Avec les Nenettes, la semaine dernière, nous avons abandonné l’Homme à sa vie de labeur et sommes parties nous la couler douce 1 semaine chez mes parents. Le printemps lui aussi semblait s’être invité, nous avons pu jouir à foison du très grand jardin parental et recharger nos poumons d’air moins pollué. La Puce a encore fait des progrès. J’aimerai pouvoir la mettre sur pause, qu’elle soit encore un petit bébé sentant bon le lait, mais la Puce influencée par sa sœur ou parce qu’elle est, elle aussi ma digne fille, rêve d’indépendance, de liberté et préfère s’en aller découvrir le vaste monde.

J’ai fini mon pull, mon premier tricot en taille adulte. Au vu du résultat final, ce ne sera pas le dernier. Je me lance aussi dans mon premier patron, conversion de centimètres en mailles, petits gribouillages sur un papier et notes pour ne pas tout oublier. Etant une grande débutante, je m’aide des patrons que j’ai, rajouter un truc ici, en enlever un là, pour avoir au final le résultat escompté par moi, et peut-être en fait mon propre patron ! Il faudra peut-être qu’un jour je suive VRAIMENT à la lettre les patrons que j’ai, juste pour essayer !

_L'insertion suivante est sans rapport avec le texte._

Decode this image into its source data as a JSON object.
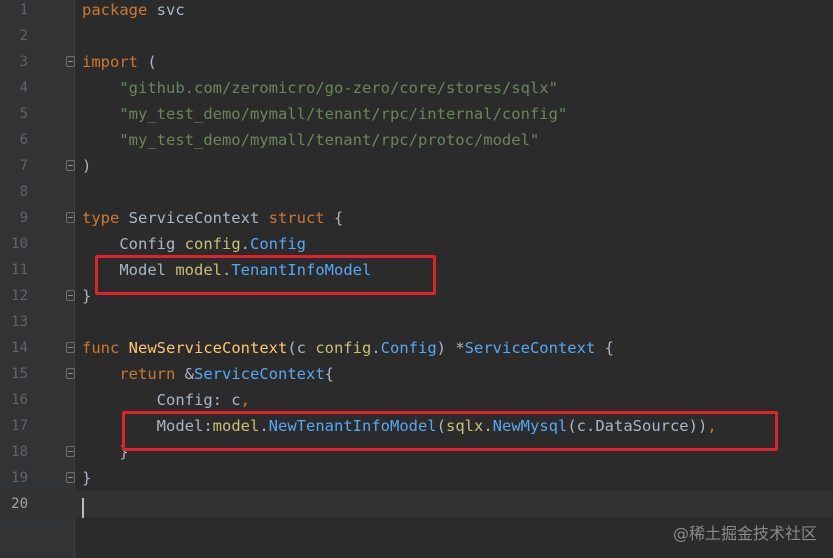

J’ai réussi aussi à me débarrasser des Nenettes, deux heures, le temps d’aller me prendre une aiguille circulaire de 60 cm de diamètre dont j’avais ABSOLUMENT besoin ( ce que mon père a eu du mal à comprendre, les hommes, pfff! ), j’ai aussi craqué sur du coton (à tricoter natürlich) en promotion à -60%. Le calcul fut vite fait, 6 euros un pull pour la Puce, 10 euros un pour la Mini, des heures de détente devant Arte allemand, banco ! Ca va aussi me permettre de tester la qualité des fils Katia. Comme mes achats furent réalisés à la vitesse de l’éclair ( l’habitude d’avoir des diablesses qui s’impatientent), et que dans tous les cas, je devrais payer une heure de parking, j’ai eu le temps d’aller essayer des jean’s. Incroyable mais vrai, presque tous m’allaient ! J’ai eu la joie de me rendre compte que j’avais perdu une demi-taille, ce n’est peut-être pas grand chose pour vous, mais pour une femme qui a accouché il y a peu qui a accouché il y a 11 mois, c’est très encourageant, motivant, euphorique. Un m’allait divinement bien, il semblait être taillé pour moi. J’allais dégainer ma Visa, lorsque je me suis ravisée, en fait j’avais plus besoin de hauts que de bas. Comme l’heure avait tourné, et que j’avais promis à mes parents que je serai de retour pour faire manger la Puce, je suis rentrée sans rien.

Depuis un an, je n’avais rien écrit, pas une ligne ou un mot que je n’ai raturé, effacé, supprimé. Et puis un jour en plein milieu de l’après-midi alors que la Puce dormait et que je profitais de l’absence de l’Homme pour écouter du Bjork, je ne sais pourquoi, peut-être le tricot ou la déprime, l’inspiration est revenue. En quelques heures presque tout était dans ma tête: la trame de l’histoire, sa structure, les personnages. Dans la foulée, j’ai écrit les 10 premières pages.